B-T nears forest plan revision
The 3.4-million-acre national forest that surrounds much of Jackson Hole is on the cusp of overhauling its overarching plan for the first time in nearly three decades.
The “land and resource management plan” for the Bridger-Teton, also known as the “forest plan,” dates to 1990 and was in the early stages of being revised in 2010 when a developing and pertinent U.S. Forest Service planning rule halted the process. The rule now completed, the Bridger-Teton has appointed one of its staffers as an interim coordinator overseeing the rebooted revision and is on the hunt for additional employees to redo its foremost planning document.
“We’re still hoping to start the process this year,” Bridger-Teton National Forest Supervisor Tricia O’Connor said.

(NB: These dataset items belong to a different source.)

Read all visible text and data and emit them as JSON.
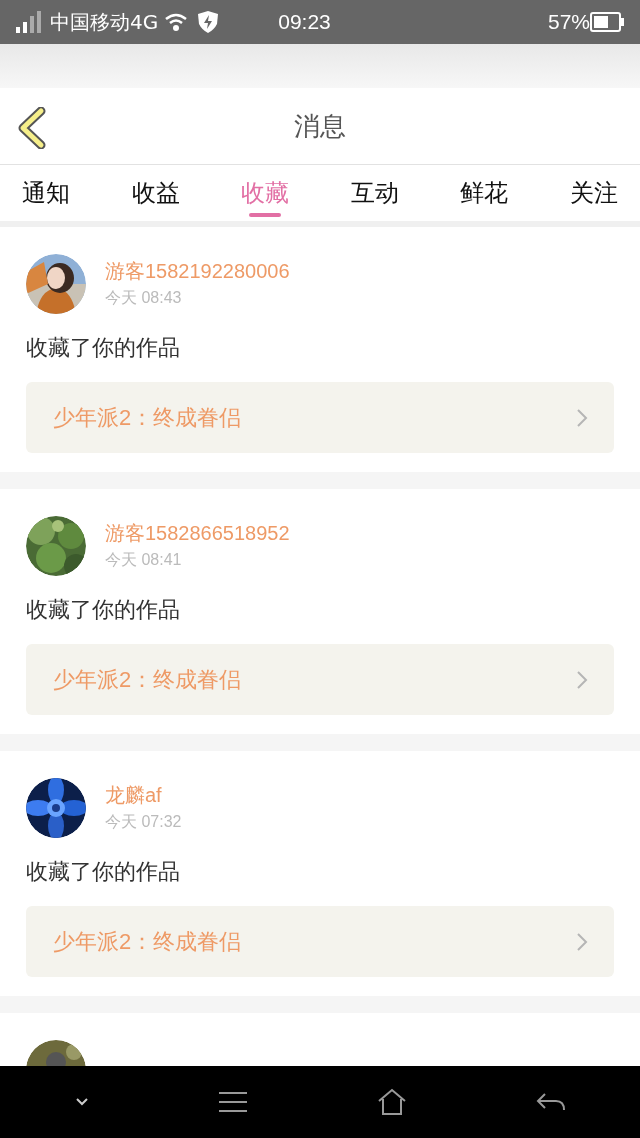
{
  "status_bar": {
    "carrier": "中国移动4G",
    "time": "09:23",
    "battery": "57%"
  },
  "header": {
    "title": "消息"
  },
  "tabs": [
    {
      "label": "通知",
      "selected": false
    },
    {
      "label": "收益",
      "selected": false
    },
    {
      "label": "收藏",
      "selected": true
    },
    {
      "label": "互动",
      "selected": false
    },
    {
      "label": "鲜花",
      "selected": false
    },
    {
      "label": "关注",
      "selected": false
    }
  ],
  "messages": [
    {
      "kind": "full",
      "user": "游客1582192280006",
      "time": "今天 08:43",
      "action": "收藏了你的作品",
      "work": "少年派2：终成眷侣"
    },
    {
      "kind": "full",
      "user": "游客1582866518952",
      "time": "今天 08:41",
      "action": "收藏了你的作品",
      "work": "少年派2：终成眷侣"
    },
    {
      "kind": "full",
      "user": "龙麟af",
      "time": "今天 07:32",
      "action": "收藏了你的作品",
      "work": "少年派2：终成眷侣"
    },
    {
      "kind": "partial"
    }
  ]
}
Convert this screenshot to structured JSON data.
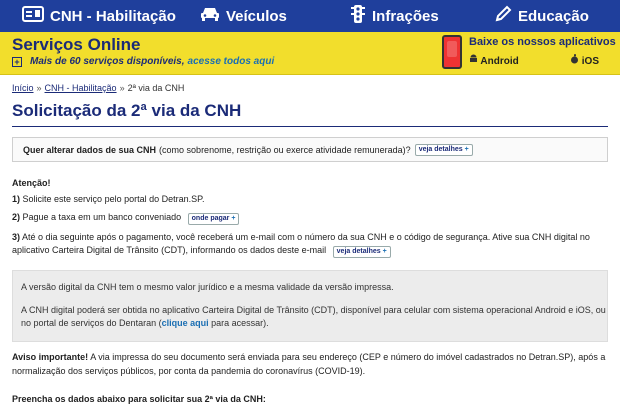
{
  "nav": {
    "cnh": "CNH - Habilitação",
    "veiculos": "Veículos",
    "infracoes": "Infrações",
    "educacao": "Educação"
  },
  "banner": {
    "title": "Serviços Online",
    "services_count": "Mais de 60 serviços disponíveis,",
    "access_all": "acesse todos aqui",
    "apps_title": "Baixe os nossos aplicativos",
    "android": "Android",
    "ios": "iOS"
  },
  "breadcrumb": {
    "home": "Início",
    "section": "CNH - Habilitação",
    "current": "2ª via da CNH",
    "sep": "»"
  },
  "page": {
    "title": "Solicitação da 2ª via da CNH",
    "question_bold": "Quer alterar dados de sua CNH",
    "question_rest": "(como sobrenome, restrição ou exerce atividade remunerada)?",
    "details_link": "veja detalhes",
    "attention": "Atenção!",
    "step1_num": "1)",
    "step1": "Solicite este serviço pelo portal do Detran.SP.",
    "step2_num": "2)",
    "step2": "Pague a taxa em um banco conveniado",
    "where_pay": "onde pagar",
    "step3_num": "3)",
    "step3_line1": "Até o dia seguinte após o pagamento, você receberá um e-mail com o número da sua CNH e o código de segurança. Ative sua CNH digital no",
    "step3_line2": "aplicativo Carteira Digital de Trânsito (CDT), informando os dados deste e-mail",
    "info_line1": "A versão digital da CNH tem o mesmo valor jurídico e a mesma validade da versão impressa.",
    "info_line2": "A CNH digital poderá ser obtida no aplicativo Carteira Digital de Trânsito (CDT), disponível para celular com sistema operacional Android e iOS, ou",
    "info_line3a": "no portal de serviços do Dentaran (",
    "info_click": "clique aqui",
    "info_line3b": " para acessar).",
    "warning_bold": "Aviso importante!",
    "warning_line1": " A via impressa do seu documento será enviada para seu endereço (CEP e número do imóvel cadastrados no Detran.SP), após a",
    "warning_line2": "normalização dos serviços públicos, por conta da pandemia do coronavírus (COVID-19).",
    "fill_form": "Preencha os dados abaixo para solicitar sua 2ª via da CNH:"
  },
  "icons": {
    "cnh": "id-card-icon",
    "veiculos": "car-icon",
    "infracoes": "traffic-light-icon",
    "educacao": "pencil-icon"
  },
  "colors": {
    "nav_bg": "#1f3f9c",
    "banner_bg": "#f2de2c",
    "title_color": "#1b2b78",
    "link_color": "#1b6fb3"
  }
}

The hang-up on entering full-fledged revision mode is funding and staffing.
Forest plan revisions are “a lot of effort,” O’Connor said, and completing the process requires four or five additional full-time employees for a handful of years. Under the current presidential administration all full-time hiring within the federal agency requires approval from above, which has not yet been granted.
“We have to go through a process and put in a proposal to hire people permanently,” O’Connor said, “and we’re still waiting to hear.”
The Bridger-Teton is next in line for a revision among the 13 forests in the Forest Service’s Intermountain Region, she said. The region has put in a funding request with its parent agency that would allow the western Wyoming forest to proceed.
Across the Continental Divide in the Forest Service’s Rocky Mountain Region, the Shoshone National Forest revised its forest plan in the years leading up to 2015. The outcome was a plan acclaimed as a compromise, and generally agreed upon by stakeholder groups who didn’t always see eye to eye.
The document recommended no new wilderness areas, designated 5 percent percent of Shoshone suitable for logging, banned recreational pack goats from much of the forest and removed mountain bikes from the Dunoir Special Management Area.
Forest plans are massive conceptual documents that supervisor O’Connor likened to zoning.
“It’s like setting broad general objectives for pieces of ground on the forest,” the Bridger-Teton supervisor said. “We have places in the forest, for example, where the emphasis is for wildlife habitat. There are certain things prohibited in those areas and certain things you allow.”
In the first year, the Bridger-Teton’s staff would review what’s salvageable from the revision process that was started before being stopped in 2010. In this assessment phase, O’Connor said, planners would also identify what’s working well under the current plan and what needs changing.
The remainder of the lengthy process consists mostly of preparing and revising an environmental impact statement, which involves taking extensive public input and responding accordingly.
The Forest Service has a new goal for its forest plans to take no more than five years.
“That’s an impressive goal and, I think, a good goal,” O’Connor said. “The more focused you can be, the better. These things take five, seven years, and it’s tough for the pubic to stay engaged.”